If there's a silver lining for Clorox, it's that the company's well-known brands typically command strong pricing power. When combined with historically high inflation, Clorox hasn't had any issues passing along higher costs to consumers. The issue is that Clorox can't raise its prices fast enough to offset the drop in organic demand for its products. The company's fiscal second quarter, which ended Dec. 31, 2021, featured a 10% decline in volume and an 8% drop-off in organic sales.
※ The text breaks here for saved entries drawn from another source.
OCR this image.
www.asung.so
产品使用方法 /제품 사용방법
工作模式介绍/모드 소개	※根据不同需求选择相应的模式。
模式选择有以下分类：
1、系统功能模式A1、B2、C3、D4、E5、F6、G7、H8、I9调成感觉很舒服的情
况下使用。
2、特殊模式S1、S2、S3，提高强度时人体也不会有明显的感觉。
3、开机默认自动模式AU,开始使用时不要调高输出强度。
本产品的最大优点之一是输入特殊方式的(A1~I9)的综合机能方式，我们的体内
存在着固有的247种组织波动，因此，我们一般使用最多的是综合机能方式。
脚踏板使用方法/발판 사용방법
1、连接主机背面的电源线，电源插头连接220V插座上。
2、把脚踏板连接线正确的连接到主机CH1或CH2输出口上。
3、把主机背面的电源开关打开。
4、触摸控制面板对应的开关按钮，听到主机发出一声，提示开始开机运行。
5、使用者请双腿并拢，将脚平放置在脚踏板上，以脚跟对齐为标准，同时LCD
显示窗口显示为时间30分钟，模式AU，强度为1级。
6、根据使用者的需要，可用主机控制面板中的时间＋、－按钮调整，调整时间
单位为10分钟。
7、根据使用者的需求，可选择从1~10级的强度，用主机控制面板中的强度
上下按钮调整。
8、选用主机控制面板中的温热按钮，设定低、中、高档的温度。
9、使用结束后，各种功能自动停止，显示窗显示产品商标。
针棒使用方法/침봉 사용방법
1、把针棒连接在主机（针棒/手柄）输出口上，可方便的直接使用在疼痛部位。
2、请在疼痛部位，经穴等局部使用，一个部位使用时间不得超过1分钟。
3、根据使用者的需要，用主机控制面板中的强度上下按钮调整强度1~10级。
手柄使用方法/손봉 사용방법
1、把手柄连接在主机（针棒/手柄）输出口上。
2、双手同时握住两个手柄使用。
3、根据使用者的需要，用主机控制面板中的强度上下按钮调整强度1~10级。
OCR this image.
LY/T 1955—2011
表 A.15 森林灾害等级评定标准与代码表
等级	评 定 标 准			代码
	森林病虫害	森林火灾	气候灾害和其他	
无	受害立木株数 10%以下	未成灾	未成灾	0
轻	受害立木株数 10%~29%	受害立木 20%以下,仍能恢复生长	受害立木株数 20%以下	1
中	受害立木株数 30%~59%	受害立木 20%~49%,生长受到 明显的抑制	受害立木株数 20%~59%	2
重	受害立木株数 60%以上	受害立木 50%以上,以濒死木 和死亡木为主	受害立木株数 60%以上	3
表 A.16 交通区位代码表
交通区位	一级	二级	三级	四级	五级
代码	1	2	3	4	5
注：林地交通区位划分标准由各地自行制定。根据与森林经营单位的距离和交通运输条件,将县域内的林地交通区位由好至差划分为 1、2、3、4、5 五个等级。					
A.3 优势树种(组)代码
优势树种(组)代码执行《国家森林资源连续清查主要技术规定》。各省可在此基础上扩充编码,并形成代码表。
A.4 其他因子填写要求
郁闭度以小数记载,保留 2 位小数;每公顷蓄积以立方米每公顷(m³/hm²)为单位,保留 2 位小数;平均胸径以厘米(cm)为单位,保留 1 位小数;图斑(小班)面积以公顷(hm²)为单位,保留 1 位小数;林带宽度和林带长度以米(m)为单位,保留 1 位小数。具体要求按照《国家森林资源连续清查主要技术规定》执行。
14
In addition to Clorox's Health and Wellness segment reversing course from its unsustainable boost during the pandemic, shares of the company remain unattractive even following a 38% decline since hitting its all-time intra-day high in August 2020. We're talking about a consumer goods company that typically grows sales by a low single-digit percentage that's being valued at an aggressive 26 times Wall Street's forward-year earnings consensus. There are dozens of dividend stocks with forward-year price-to-earnings ratios below 26 that also sport growth rates well above 2% to 3% annually.
Clorox is a Dividend Aristocrat that income investors should avoid.